Faqiri: Subaltern Religion in the Neoliberal State of Islam

Description for Program Unit Review (maximum 1000 words)

(Graduate Student Session)

My dissertation explores a widely popular yet overlooked transgressive subaltern tradition in contemporary Pakistan known as Faqiri. Faqiri emerges at the interstices of Sufi, Bhakti, and Yogic lifeworlds through the aporetic figure of the faqir. It absorbs that which is uneschewably contradictory to dominant religious and knowledge frameworks such as conservative piety or bourgeois rational knowledge. Malangs and faqirs fulfill the highest ideal of this tradition, rejecting hegemonic social norms, including the reproduction of wealth and family at the call of the divine or a saint, and performing an embodied critique of society’s hypocritical attachment to worldly wealth and performative piety by transgressing religious law and gender norms. What unites those “in Faqiri” – from low-caste Hindus to transgressive mystics to occult practitioners to peripatetic animal entertainers is a subaltern religious imagination that defies and exceed the state and the ruling class’s conceptions of “Islam” and “religion” and “Sufism”. 

Abstract for Online Program Book (maximum 150 words)

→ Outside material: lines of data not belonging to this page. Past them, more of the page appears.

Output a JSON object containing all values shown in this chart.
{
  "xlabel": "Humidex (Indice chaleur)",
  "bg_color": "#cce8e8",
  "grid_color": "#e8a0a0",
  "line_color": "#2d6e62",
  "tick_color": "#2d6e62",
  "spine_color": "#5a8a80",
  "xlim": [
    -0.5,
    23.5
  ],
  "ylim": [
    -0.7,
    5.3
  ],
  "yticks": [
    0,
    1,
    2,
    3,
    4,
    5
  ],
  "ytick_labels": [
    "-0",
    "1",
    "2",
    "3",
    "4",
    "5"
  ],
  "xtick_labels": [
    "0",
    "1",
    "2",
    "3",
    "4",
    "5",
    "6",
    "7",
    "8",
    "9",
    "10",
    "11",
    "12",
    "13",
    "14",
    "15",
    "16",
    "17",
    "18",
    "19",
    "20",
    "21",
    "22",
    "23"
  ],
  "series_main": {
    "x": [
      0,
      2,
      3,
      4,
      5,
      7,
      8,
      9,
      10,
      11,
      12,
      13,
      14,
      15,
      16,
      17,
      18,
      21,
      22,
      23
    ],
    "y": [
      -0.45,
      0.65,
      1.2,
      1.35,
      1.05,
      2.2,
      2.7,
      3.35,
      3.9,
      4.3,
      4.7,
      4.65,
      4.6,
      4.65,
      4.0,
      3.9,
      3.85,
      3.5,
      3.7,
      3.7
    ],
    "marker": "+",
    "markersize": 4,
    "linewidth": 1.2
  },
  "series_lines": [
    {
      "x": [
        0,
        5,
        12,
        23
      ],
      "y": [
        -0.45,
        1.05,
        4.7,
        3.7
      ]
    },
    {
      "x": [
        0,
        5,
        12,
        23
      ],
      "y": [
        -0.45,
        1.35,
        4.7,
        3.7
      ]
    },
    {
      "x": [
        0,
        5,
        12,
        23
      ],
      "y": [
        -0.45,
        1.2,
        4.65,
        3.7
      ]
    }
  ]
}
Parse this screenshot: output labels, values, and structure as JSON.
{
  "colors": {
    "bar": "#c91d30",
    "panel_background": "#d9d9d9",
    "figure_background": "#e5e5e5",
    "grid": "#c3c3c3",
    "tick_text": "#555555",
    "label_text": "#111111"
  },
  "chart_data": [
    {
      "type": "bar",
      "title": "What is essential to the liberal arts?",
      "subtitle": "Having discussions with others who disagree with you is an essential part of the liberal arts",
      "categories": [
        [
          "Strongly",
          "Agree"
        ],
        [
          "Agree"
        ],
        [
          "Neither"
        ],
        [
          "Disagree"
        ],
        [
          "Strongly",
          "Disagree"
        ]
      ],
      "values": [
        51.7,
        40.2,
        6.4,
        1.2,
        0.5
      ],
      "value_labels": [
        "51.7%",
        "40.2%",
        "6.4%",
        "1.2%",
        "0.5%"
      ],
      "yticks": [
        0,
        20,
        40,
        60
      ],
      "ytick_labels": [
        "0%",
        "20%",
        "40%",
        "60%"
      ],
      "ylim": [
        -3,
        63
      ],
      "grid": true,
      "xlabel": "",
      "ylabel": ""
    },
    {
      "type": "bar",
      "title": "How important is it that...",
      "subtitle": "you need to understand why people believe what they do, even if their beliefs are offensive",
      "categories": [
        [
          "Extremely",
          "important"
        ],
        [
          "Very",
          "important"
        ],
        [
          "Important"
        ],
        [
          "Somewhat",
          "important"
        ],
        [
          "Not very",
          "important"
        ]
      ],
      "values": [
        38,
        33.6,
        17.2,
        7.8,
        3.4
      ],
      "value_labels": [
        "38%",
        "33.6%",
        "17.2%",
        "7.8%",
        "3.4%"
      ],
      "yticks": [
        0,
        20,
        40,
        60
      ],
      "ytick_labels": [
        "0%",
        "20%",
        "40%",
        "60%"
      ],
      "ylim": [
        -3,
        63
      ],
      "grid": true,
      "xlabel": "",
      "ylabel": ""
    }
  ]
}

My dissertation explores a widely popular yet overlooked transgressive subaltern tradition in contemporary Pakistan known as Faqiri. Faqiri emerges at the interstices of Sufi, Bhakti, and Yogic lifeworlds through the aporetic figure of the faqir. It absorbs that which is uneschewably contradictory to dominant religious and knowledge frameworks such as conservative piety or bourgeois rational knowledge. Malangs and faqirs fulfill the highest ideal of this tradition, rejecting hegemonic social norms, including the reproduction of wealth and family at the call of the divine or a saint, and performing an embodied critique of society’s hypocritical attachment to worldly wealth and performative piety by transgressing religious law and gender norms. What unites those “in Faqiri” – from low-caste Hindus to transgressive mystics to occult practitioners to peripatetic animal entertainers is a subaltern religious imagination that defies and exceed the state and the ruling class’s conceptions of “Islam” and “religion” and “Sufism”.